Gli Arimanni si insediarono ed ebbero un ruolo importante tra il VII°-VIII° secolo nell’amministrare questi territori, contribuendo ad un lungo periodo di stabilità politica e di rinascita religiosa. Furono i militi aretini a decidere di edificare una serie di cappelle e piccole chiese, dedicandole alle figure di santi tradizionalmente venerati dal popolo longobardo dopo l’adesione alla religione cattolica (san Martino, san Siro, san Michele tanto per citare i più noti). Il Vescovo di Arezzo Donato, ucciso nel 362 durante le persecuzioni dell’imperatore Giuliano l’Apostata, fu una delle figure proposte al culto della popolazione sandonatese.
Accanto agli eventi miracolosi accertati di questo santo Vescovo aretino, troviamo episodi tramandati dalla tradizione orale; uno dei più conosciuti descrive l’intervento provvidenziale del Vescovo Donato nel bonificare una sorgente d’acqua a causa della presenza di un drago “malefico”, sconfitto grazie alle preghiere del Santo. All’interno della Pieve, uno dei quattro quadri collocati alle spalle dell’altare descrive questo fatto.
Poco più di mille anni dopo, su questo territorio Enrico Mattei decise di fondare la sede direzionale di Eni e del suo quartiere. Nel 1952, un concorso nazionale scelse il simbolo aziendale di ENI raffigurato con il famoso “cane a sei zampe”. Vi è però una curiosa ipotesi che sostiene un legame con la figura del santo aretino.

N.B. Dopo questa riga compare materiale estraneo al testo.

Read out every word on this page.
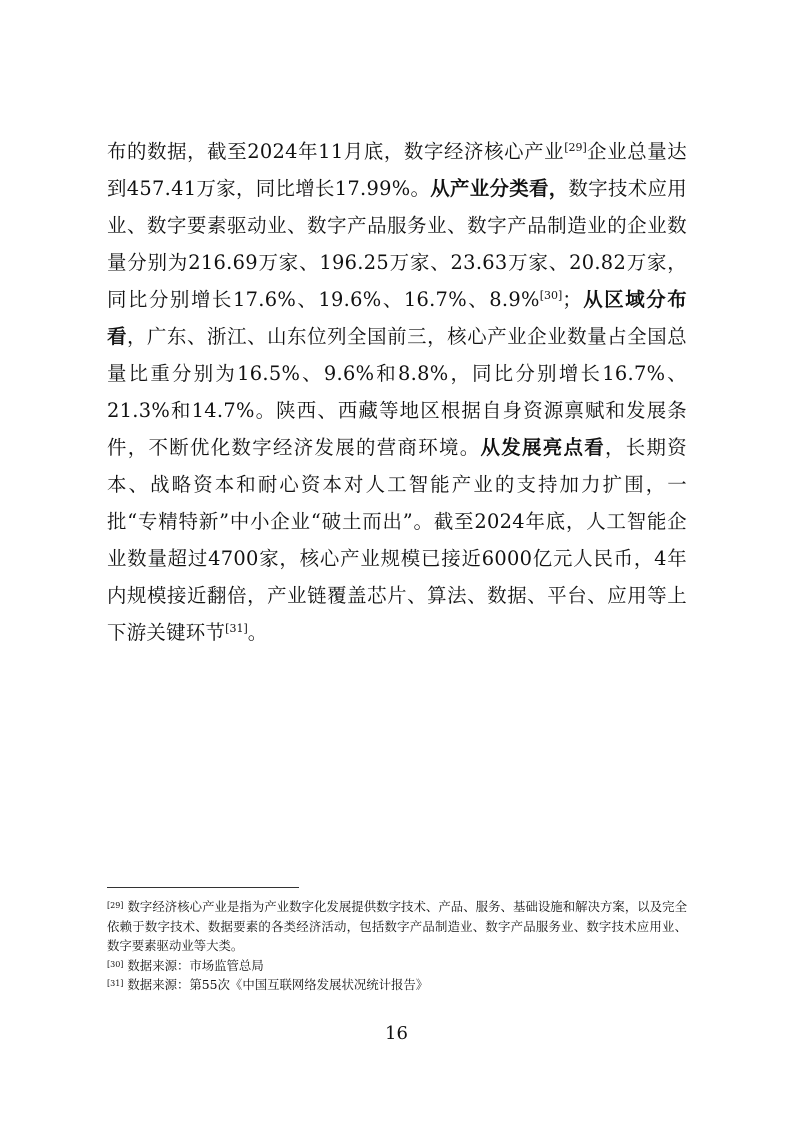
布的数据，截至2024年11月底，数字经济核心产业[29]企业总量达到457.41万家，同比增长17.99%。从产业分类看，数字技术应用业、数字要素驱动业、数字产品服务业、数字产品制造业的企业数量分别为216.69万家、196.25万家、23.63万家、20.82万家，同比分别增长17.6%、19.6%、16.7%、8.9%[30]；从区域分布看，广东、浙江、山东位列全国前三，核心产业企业数量占全国总量比重分别为16.5%、9.6%和8.8%，同比分别增长16.7%、21.3%和14.7%。陕西、西藏等地区根据自身资源禀赋和发展条件，不断优化数字经济发展的营商环境。从发展亮点看，长期资本、战略资本和耐心资本对人工智能产业的支持加力扩围，一批“专精特新”中小企业“破土而出”。截至2024年底，人工智能企业数量超过4700家，核心产业规模已接近6000亿元人民币，4年内规模接近翻倍，产业链覆盖芯片、算法、数据、平台、应用等上下游关键环节[31]。

[29] 数字经济核心产业是指为产业数字化发展提供数字技术、产品、服务、基础设施和解决方案，以及完全依赖于数字技术、数据要素的各类经济活动，包括数字产品制造业、数字产品服务业、数字技术应用业、数字要素驱动业等大类。

[30] 数据来源：市场监管总局

[31] 数据来源：第55次《中国互联网络发展状况统计报告》

16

Alcuni ritengono che quell’immagine del “cane a sei zampe”, sia un richiamo memonico del drago Tarantasio; terribile rettile leggendario vissuto tra XII e XIII secolo nel Lago Gerundo, tra la provincia bergamasca e lodigiana. Una figura importante, rappresentato in una delle statue che decorano la facciata del Duomo di Milano e nello stemma della famiglia dei Visconti signori che per più di un secolo governarono i territori meneghini. Una suggestiva coincidenza, tenuto conto che uno dei primi giacimenti di metano scoperti da AGIP (1949) fu proprio nella porzione del territorio occupato secoli prima dal Lago, riportandoci al leggendario riferimento del tradizionale episodio narrato nella vita del Santo Vescovo di Arezzo.